NBAF
9:40 am
Fri January 17, 2014

Big Boost For NBAF In New Budget Bill

Senators Jerry Moran and Pat Roberts sit with Kansas Gov. Sam Brownback at the NBAF groundbreaking in Manhattan, Kan., in May, 2013.
Senators Jerry Moran and Pat Roberts sit with Kansas Gov. Sam Brownback at the NBAF groundbreaking in Manhattan, Kan., in May, 2013.
Credit Laura Ziegler / KCUR

Finally — a chunk of federal funding for the National Bio and Agro-Defense Facility (NBAF), has made it through Congress.  The $1.1 trillion appropriations bill that sailed through Congress this week makes it possible for construction to begin on the animal disease lab in Manhattan, Kansas.

It would be the first federal funding for the controversial project since 2011.

The Senate quickly passed the House bill, sending the  FY 2014 budget to President Obama's desk. It includes more than $400 million for the new top security animal disease lab. The Senate is expected to pass the bill.  If so, the $400 million, plus the $200 million added by the state of Kansas, will put the project almost halfway toward meeting its $1.15 billion projected cost. 
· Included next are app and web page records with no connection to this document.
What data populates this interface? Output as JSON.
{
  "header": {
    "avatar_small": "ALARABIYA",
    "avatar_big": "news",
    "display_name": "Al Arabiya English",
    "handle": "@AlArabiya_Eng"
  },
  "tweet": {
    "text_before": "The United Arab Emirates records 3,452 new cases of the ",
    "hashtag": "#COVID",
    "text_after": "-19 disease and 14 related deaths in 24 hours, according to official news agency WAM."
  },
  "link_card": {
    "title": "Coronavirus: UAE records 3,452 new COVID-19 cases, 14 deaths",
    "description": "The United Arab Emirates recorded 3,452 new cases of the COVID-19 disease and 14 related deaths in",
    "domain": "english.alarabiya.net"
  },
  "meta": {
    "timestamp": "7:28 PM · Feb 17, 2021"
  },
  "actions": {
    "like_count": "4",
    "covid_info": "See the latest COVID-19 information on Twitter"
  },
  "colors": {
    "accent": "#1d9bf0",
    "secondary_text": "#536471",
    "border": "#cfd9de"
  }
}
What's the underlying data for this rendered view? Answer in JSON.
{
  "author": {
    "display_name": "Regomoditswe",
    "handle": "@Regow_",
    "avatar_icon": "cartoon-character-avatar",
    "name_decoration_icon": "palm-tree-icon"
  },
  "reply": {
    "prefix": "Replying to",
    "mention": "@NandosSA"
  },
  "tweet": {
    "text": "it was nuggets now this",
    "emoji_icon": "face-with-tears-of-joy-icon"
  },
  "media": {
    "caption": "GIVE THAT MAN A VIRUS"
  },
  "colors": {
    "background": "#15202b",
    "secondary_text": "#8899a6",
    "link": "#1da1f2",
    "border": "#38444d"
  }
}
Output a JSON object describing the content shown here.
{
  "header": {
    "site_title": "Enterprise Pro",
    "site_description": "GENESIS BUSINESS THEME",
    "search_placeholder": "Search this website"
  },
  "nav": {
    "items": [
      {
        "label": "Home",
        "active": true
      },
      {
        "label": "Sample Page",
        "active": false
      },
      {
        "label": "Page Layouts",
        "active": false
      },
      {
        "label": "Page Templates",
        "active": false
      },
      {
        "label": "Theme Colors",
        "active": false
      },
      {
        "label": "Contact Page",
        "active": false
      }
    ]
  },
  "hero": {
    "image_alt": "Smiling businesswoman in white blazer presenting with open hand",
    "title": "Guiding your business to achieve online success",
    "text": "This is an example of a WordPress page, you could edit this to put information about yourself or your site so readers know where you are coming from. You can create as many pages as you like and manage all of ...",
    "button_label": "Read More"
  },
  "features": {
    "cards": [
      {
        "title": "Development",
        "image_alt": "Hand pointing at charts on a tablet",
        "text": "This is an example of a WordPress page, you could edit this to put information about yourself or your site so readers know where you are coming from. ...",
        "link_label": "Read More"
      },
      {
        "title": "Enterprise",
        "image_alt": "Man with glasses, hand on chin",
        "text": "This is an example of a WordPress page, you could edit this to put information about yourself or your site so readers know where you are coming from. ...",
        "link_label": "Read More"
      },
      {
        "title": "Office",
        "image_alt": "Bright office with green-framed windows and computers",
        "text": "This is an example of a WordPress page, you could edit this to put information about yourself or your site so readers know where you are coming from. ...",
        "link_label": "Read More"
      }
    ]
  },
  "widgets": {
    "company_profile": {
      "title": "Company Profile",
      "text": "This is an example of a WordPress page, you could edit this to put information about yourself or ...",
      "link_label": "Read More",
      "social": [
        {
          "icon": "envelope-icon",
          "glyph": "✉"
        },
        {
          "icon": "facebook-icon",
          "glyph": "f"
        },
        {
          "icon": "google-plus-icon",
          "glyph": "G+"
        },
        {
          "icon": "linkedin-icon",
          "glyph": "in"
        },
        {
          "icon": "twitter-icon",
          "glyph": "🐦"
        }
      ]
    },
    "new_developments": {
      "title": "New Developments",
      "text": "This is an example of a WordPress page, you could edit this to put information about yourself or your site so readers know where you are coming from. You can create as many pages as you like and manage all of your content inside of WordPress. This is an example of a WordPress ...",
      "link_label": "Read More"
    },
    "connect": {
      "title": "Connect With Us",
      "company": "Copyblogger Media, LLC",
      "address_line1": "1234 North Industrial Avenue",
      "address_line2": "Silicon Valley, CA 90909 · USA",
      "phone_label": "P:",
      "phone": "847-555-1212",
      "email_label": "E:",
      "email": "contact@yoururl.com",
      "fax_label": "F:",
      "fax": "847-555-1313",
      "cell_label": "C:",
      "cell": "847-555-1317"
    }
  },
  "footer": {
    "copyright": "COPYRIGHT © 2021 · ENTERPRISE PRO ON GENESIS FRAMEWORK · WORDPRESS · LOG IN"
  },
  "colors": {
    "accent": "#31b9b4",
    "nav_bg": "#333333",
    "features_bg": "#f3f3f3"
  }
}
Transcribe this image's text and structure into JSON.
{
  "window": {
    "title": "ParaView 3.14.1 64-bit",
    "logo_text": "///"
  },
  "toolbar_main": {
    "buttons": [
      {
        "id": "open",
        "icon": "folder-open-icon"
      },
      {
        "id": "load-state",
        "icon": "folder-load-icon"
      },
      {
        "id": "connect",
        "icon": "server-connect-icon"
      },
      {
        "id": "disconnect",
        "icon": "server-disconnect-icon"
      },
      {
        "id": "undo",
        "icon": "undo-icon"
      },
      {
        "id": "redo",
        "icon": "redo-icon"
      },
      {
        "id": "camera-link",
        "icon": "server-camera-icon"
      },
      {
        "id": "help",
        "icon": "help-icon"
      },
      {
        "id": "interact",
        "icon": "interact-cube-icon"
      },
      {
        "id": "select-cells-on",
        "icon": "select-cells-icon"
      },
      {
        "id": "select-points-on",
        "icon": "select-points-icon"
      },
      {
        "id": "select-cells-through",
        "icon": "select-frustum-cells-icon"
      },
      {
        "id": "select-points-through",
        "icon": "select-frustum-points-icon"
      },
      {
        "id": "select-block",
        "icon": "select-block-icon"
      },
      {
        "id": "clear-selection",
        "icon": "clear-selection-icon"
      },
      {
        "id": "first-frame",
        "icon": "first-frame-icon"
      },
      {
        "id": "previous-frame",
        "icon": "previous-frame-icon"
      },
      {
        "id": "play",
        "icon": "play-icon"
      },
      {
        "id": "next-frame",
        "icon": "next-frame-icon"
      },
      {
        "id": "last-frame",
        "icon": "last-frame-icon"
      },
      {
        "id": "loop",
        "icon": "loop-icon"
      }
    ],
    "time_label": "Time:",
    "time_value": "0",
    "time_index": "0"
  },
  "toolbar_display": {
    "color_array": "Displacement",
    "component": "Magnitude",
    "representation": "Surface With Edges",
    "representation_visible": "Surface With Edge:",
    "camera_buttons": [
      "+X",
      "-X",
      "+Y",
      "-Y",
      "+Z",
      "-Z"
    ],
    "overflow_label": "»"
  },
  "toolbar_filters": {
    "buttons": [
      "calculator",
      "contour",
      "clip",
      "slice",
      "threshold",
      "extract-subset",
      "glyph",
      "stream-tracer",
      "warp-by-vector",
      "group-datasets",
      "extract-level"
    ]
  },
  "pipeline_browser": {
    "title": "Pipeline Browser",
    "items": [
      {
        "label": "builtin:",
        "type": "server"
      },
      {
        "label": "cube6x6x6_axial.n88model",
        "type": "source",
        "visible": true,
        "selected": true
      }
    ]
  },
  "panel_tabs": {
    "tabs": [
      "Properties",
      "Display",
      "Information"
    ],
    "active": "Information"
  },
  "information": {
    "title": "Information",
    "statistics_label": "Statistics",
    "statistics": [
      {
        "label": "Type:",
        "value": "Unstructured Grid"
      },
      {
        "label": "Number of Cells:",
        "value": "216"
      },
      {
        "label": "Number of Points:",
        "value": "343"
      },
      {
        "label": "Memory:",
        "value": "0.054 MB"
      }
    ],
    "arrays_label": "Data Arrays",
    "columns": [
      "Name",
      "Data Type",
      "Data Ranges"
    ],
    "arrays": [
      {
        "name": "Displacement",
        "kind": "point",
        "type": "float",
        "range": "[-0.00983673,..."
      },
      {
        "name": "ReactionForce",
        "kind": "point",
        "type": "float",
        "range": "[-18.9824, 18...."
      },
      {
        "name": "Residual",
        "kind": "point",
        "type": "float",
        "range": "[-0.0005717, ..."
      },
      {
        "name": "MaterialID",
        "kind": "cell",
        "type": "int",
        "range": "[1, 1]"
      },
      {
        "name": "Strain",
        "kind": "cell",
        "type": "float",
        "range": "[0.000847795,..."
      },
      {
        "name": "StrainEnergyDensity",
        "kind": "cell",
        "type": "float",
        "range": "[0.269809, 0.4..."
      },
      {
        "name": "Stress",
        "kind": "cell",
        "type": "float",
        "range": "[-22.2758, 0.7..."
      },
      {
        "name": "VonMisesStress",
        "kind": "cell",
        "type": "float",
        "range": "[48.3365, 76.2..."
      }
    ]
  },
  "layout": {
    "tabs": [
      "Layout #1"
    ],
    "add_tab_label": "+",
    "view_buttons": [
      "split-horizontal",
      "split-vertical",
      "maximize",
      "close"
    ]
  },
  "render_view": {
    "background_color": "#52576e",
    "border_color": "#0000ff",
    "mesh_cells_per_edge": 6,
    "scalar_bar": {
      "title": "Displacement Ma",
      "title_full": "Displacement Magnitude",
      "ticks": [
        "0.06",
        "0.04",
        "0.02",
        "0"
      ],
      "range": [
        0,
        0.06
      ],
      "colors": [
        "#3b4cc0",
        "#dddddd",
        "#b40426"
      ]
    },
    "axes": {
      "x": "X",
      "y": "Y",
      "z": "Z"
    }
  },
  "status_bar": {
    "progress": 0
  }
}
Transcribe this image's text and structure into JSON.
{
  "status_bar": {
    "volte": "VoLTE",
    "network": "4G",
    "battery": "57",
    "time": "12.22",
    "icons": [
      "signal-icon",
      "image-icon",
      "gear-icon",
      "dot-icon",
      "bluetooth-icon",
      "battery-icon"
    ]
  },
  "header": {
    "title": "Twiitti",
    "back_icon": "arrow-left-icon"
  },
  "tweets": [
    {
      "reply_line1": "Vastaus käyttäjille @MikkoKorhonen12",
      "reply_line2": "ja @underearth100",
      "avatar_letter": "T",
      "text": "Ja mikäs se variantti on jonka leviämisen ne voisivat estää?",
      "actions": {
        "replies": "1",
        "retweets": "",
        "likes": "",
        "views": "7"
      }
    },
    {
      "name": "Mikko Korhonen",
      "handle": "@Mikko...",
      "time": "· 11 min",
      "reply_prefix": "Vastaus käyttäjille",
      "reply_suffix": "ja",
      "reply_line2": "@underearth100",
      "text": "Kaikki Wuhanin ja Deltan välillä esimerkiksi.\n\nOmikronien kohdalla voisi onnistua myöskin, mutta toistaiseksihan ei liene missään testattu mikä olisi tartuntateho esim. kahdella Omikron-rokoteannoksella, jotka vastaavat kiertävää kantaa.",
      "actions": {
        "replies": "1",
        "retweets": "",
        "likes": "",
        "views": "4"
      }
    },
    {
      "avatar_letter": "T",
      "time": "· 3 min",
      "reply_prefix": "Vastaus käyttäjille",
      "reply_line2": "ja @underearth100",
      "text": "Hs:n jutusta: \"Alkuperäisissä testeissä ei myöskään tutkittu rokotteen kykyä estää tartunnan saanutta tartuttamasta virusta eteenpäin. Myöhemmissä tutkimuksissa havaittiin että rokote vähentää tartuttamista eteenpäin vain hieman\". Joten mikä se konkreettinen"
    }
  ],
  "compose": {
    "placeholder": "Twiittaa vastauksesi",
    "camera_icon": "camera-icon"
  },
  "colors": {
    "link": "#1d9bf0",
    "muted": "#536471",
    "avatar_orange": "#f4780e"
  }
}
Funding for NBAF in the new amounts to only about half what the White House requested for the project, but the funds would finally allow construction of the lab to begin.  Last spring, officials celebrated the groundbreaking  for a power plant on the site of the lab. That was the first time dirt had been moved on the 570,000,000- square-foot site since the acreage was cleared three years ago. For months the site lived as a large hole in the ground, and by the end of last year had grown over with grasses and weeds.

The Department of Homeland Security will operate the facility.  Critics charge the price tag has escalated as the date of completion has been pushed later and later.  The cost has more than doubled since the project was first proposed.

NBAF would be a Bio Security Level 4 lab designed to research and develop responses to the most “high-consequence”  biological threats from animal and zoonotic (animal to human) diseases.